TCP 22
Synopsis
- TCP port 22 is primarily used by the Secure Shell (SSH) protocol via servers like OpenSSH, Dropbear SSH, and Tectia SSH on Linux/Unix, macOS (Remote Login), Windows (OpenSSH Server), and many embedded systems.
- Network gear from Cisco IOS, Juniper Junos, Arista EOS, and Ubiquiti commonly exposes SSH on port 22 for remote CLI management.
- SFTP (SSH File Transfer Protocol) runs as an SSH subsystem on port 22, used by clients such as WinSCP, FileZilla, Cyberduck, and OpenSSH sftp.
- SCP file transfers use SSH on port 22 via tools like OpenSSH scp and PuTTY’s PSCP.

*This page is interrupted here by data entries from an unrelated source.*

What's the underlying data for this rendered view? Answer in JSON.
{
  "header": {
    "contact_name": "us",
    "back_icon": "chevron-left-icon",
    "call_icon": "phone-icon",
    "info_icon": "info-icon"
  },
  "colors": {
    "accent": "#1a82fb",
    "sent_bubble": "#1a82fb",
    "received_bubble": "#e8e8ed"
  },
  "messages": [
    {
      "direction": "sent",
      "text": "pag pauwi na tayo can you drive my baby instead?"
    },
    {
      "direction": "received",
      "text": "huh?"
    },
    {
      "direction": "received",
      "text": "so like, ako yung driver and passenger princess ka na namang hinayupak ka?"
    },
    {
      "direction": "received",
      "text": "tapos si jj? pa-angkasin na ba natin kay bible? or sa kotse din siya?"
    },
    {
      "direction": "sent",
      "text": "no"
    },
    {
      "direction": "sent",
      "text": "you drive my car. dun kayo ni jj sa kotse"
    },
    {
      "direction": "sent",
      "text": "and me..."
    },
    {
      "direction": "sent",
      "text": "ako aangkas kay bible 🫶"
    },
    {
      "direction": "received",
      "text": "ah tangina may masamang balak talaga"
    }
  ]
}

- Developers use Git over SSH on port 22 with GitHub, GitLab, and Bitbucket, and Mercurial over SSH with platforms like Heptapod or self-hosted servers.
- rsync often uses SSH transport on port 22 (e.g., rsync -e ssh) for secure synchronization.

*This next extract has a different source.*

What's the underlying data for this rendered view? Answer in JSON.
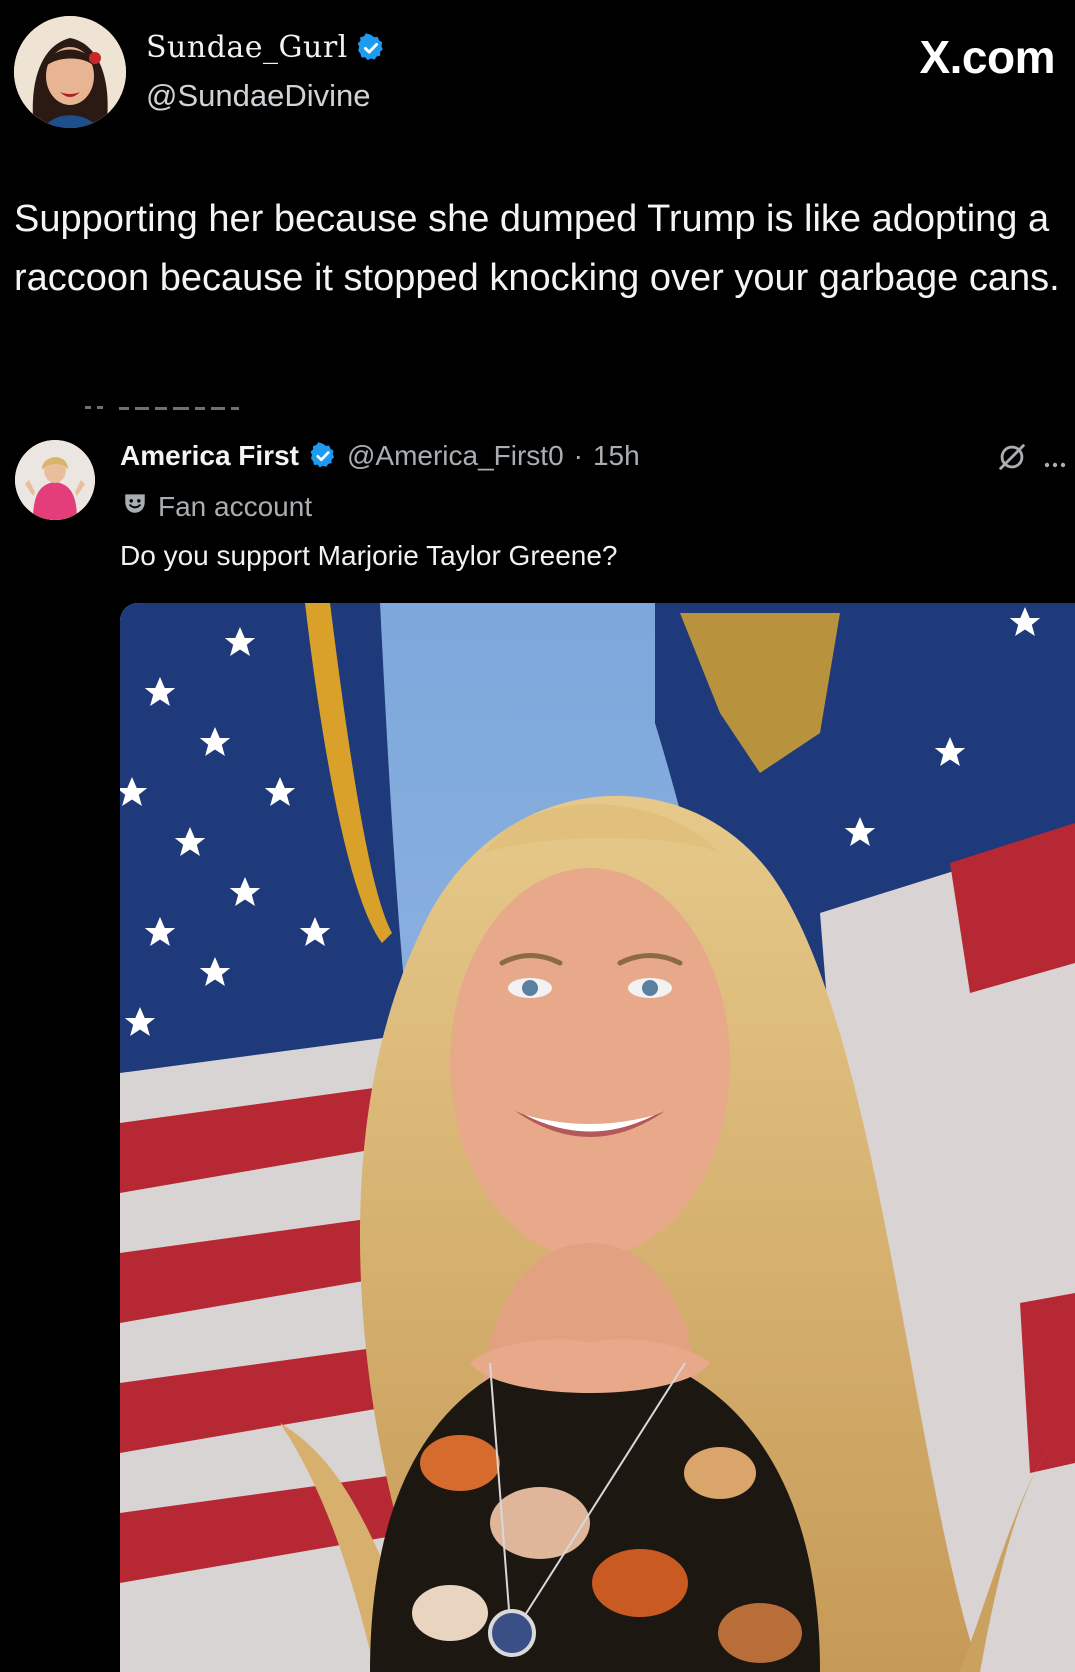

- Automation tools including Ansible (SSH), Salt-SSH, Fabric, and Capistrano connect over TCP 22 to run remote commands.
- VMware ESXi, Synology and QNAP NAS devices, and cloud VMs (AWS EC2, Azure, GCP) commonly enable SSH on port 22 for administration.
- Mosh initializes sessions via SSH on port 22 before switching to its UDP channels, and SSH tunneling/port forwarding typically enters via 22.
- Security note: Port 22 is a frequent target for brute-force login attempts and scans by botnets, and compromised/default credentials or unpatched SSH services (e.g., outdated OpenSSH/Dropbear builds) are commonly exploited.